Barry arrives at WRC-TV to do local election analysis. He is told that Joe Fisher, the Democrat from Virginia's 10th district, is losing. Barry hikes his shoulders in surpirse. "Glad I'm not running," he says, smiling. "Bad year for incumbents."
8:15 p.m.: NBC's projection of Reagan as winner echoes from half a dozen TV sets in the studio. Barry sits down, adjusts his microphone and gets ready to answer the question he will hear throughout this night of hopping from television stations to city council candidate headquarters.
"Will Reagan make a difference for the District of Columbia?" asks WRC's Jim Vance.
"I'm going to do all I can to reach out to him, to acquaint him and his staff with the District . . ."
At WJLA-TV, Paul Berry askes the mayor what it all means. "Naturally we're disappointed . . ."
D.C. Delegate Walter Fauntroy appears in the WJLA studio. "We're in trouble," he says to Barry, then spots a reporter's notebook. "Oh -- for the record. Our jurisdiction will be more affected by a fiscal conservative . . ."
10:28 p.m.: "Turn that radio to WHUR," says Barry to plainclothes D.C. police detective Donald Brooks, who is riding in the front seat of the limo. "I've heard enough of national politics."
He stops at council member Charlene Drew Jarvis' headquarters on Georgia Avenue NW. Then he goes on to newly elected council member H. R. Crawford's headquarters on Pennsylvania Avenue SE. Yellow crepe paper is draped from the ceilings.
"Down at Democratic headquarters it's gloomy, gloomy," says Crawford. "Well, we're not gloomy in Ward 7." Cheers all around. "The Republicans are gonna get back at us," says Crawford, grinning. "They'll probably make Nixon head of the FBI. No -- the CIA. Guffaws.
12:13 a.m.: Barry is talking to his wife on the phone from his car: "Any word on the Virginia race with Herb Harris?

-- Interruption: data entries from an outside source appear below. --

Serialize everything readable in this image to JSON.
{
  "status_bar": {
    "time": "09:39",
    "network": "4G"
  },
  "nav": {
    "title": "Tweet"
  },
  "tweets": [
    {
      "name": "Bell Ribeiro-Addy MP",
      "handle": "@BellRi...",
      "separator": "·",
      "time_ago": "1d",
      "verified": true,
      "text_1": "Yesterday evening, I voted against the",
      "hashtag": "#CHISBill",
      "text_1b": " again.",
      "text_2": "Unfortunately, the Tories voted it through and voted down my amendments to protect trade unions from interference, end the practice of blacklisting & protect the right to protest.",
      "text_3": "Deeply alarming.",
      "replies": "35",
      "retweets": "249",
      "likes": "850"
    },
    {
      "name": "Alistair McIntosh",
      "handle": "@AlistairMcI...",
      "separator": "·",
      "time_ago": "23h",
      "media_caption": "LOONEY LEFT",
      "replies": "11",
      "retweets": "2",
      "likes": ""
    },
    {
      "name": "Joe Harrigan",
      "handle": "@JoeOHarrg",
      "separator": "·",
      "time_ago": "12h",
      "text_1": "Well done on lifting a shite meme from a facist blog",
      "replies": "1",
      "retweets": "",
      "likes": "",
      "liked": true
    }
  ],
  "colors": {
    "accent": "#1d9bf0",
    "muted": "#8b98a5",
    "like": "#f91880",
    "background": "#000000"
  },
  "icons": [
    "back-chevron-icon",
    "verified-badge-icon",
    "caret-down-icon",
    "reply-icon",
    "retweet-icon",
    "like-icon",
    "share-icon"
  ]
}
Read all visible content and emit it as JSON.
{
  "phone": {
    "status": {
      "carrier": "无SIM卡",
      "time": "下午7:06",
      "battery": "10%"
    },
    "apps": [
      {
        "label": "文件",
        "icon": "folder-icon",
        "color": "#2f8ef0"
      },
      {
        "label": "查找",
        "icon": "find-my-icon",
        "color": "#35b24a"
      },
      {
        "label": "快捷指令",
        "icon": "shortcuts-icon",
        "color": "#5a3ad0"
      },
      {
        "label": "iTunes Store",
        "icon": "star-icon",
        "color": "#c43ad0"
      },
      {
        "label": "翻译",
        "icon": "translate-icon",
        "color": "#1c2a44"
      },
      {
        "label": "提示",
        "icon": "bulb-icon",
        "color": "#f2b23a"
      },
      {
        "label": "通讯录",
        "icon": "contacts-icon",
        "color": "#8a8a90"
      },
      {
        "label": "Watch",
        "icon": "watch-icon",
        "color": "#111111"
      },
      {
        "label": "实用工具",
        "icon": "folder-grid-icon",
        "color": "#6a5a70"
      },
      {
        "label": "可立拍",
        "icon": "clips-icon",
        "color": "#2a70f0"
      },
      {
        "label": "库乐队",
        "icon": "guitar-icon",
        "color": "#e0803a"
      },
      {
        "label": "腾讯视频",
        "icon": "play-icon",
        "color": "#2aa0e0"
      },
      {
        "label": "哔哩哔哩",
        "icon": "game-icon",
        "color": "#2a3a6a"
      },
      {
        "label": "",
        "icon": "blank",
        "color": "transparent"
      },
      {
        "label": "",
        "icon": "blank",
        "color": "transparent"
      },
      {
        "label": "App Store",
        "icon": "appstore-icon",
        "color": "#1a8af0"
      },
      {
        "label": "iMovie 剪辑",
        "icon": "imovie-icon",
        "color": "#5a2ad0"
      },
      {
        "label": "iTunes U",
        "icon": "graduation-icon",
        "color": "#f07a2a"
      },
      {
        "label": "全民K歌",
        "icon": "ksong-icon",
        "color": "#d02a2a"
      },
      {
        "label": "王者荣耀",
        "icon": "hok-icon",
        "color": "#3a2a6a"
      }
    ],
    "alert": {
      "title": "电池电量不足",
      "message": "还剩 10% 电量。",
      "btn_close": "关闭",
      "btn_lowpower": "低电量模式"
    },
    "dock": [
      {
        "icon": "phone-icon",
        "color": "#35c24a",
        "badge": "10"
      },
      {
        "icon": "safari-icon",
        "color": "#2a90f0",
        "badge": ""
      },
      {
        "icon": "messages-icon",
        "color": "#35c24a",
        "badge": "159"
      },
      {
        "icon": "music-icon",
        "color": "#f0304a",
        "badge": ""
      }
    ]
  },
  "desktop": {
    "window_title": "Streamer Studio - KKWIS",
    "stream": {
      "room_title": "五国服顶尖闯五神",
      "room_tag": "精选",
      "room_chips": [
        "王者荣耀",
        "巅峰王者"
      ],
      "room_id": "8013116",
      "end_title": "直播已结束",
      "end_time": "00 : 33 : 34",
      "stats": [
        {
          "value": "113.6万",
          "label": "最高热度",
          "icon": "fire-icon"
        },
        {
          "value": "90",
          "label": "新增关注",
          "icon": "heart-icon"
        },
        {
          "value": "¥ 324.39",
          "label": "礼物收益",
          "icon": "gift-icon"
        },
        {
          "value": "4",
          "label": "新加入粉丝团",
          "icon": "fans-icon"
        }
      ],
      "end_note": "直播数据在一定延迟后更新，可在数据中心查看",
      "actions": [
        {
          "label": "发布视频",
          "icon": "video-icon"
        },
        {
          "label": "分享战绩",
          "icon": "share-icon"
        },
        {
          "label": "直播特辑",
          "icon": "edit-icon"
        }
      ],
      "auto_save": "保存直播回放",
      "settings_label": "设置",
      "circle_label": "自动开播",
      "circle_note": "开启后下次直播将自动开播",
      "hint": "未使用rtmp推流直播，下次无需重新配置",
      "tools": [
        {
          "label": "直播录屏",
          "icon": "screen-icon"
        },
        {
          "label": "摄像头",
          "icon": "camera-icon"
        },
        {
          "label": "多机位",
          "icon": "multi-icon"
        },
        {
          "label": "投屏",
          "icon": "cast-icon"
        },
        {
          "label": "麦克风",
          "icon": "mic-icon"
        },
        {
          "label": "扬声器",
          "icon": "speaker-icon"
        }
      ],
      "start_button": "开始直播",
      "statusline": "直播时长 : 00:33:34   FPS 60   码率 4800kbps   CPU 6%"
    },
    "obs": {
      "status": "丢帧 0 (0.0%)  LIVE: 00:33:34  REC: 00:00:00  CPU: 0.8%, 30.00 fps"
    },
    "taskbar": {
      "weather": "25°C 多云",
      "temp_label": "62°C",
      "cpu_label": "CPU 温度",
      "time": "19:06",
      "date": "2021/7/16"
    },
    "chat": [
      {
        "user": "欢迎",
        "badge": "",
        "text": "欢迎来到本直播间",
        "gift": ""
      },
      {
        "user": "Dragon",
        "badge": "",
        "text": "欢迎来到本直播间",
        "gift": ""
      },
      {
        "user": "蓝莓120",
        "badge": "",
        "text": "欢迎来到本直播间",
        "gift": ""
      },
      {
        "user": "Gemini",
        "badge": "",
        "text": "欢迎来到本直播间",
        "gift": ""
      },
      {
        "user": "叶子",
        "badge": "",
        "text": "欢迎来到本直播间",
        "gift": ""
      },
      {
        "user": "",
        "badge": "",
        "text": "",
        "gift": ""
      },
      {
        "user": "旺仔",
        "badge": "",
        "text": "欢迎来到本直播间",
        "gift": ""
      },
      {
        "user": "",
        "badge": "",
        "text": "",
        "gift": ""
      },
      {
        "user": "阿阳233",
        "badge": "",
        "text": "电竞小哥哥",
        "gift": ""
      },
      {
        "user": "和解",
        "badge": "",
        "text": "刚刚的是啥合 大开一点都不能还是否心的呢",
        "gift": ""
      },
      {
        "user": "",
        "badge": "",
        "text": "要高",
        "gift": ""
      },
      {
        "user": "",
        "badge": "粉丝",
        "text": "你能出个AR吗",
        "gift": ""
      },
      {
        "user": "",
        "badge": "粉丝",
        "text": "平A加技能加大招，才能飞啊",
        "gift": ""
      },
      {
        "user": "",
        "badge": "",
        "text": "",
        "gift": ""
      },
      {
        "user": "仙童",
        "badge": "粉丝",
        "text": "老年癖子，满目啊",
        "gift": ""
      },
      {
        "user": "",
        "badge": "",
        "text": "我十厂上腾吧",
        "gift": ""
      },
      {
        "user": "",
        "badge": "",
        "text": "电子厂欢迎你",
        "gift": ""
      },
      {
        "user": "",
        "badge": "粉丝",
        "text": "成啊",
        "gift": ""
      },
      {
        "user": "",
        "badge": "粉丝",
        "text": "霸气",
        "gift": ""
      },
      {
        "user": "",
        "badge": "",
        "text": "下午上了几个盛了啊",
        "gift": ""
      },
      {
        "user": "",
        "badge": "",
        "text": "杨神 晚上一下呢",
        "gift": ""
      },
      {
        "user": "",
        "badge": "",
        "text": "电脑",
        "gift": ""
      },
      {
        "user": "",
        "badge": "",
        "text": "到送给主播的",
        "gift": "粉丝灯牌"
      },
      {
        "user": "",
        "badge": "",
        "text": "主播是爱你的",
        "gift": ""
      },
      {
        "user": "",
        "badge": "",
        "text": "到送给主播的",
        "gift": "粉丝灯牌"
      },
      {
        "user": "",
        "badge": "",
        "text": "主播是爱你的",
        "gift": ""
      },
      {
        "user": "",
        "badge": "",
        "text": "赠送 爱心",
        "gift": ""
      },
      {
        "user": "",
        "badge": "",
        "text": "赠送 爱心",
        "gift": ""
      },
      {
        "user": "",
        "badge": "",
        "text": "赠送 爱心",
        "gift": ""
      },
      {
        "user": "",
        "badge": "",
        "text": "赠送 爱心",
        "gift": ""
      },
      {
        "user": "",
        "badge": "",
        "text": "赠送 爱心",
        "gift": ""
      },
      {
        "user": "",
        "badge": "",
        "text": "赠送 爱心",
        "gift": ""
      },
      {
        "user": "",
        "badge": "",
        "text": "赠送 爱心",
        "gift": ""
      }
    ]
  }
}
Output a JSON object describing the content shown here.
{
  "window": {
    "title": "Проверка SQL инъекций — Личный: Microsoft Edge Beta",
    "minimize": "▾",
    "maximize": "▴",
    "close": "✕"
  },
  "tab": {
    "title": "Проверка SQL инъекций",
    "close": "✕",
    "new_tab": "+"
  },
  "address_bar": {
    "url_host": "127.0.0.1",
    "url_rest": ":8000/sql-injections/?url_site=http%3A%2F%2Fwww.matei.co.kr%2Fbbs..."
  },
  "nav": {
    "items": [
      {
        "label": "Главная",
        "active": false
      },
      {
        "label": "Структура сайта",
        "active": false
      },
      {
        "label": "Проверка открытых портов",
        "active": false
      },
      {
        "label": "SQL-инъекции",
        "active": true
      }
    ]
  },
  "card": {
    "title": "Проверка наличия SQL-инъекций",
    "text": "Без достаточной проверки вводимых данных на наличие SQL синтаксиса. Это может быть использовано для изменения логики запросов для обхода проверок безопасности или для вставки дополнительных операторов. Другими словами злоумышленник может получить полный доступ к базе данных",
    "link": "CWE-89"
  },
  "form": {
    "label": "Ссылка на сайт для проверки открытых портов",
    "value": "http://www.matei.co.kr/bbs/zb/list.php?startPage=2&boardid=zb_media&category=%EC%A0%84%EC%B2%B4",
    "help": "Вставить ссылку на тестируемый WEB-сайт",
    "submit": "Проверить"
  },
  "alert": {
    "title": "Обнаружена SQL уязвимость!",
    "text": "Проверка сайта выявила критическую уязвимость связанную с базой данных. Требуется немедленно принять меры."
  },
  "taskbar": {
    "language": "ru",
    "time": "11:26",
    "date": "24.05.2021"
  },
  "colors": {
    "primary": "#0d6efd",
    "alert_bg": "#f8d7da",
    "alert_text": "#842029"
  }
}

Wolf beat Fisher. Everybody's going down. Whole new scene. We've got four years of -- I don't know. Something?"
By the time he gets to council member John Wilson's party at the Mayflower, Barry finally gives in to the Reagan questions. "It will make my job 1,000 times harder," he says. "Because the District can only survive with massive federal support -- which Reagan apparently doesn't believe in."
"Peace -- and power," he says to someone on his way out.
"We ain't got power now," the reply comes back.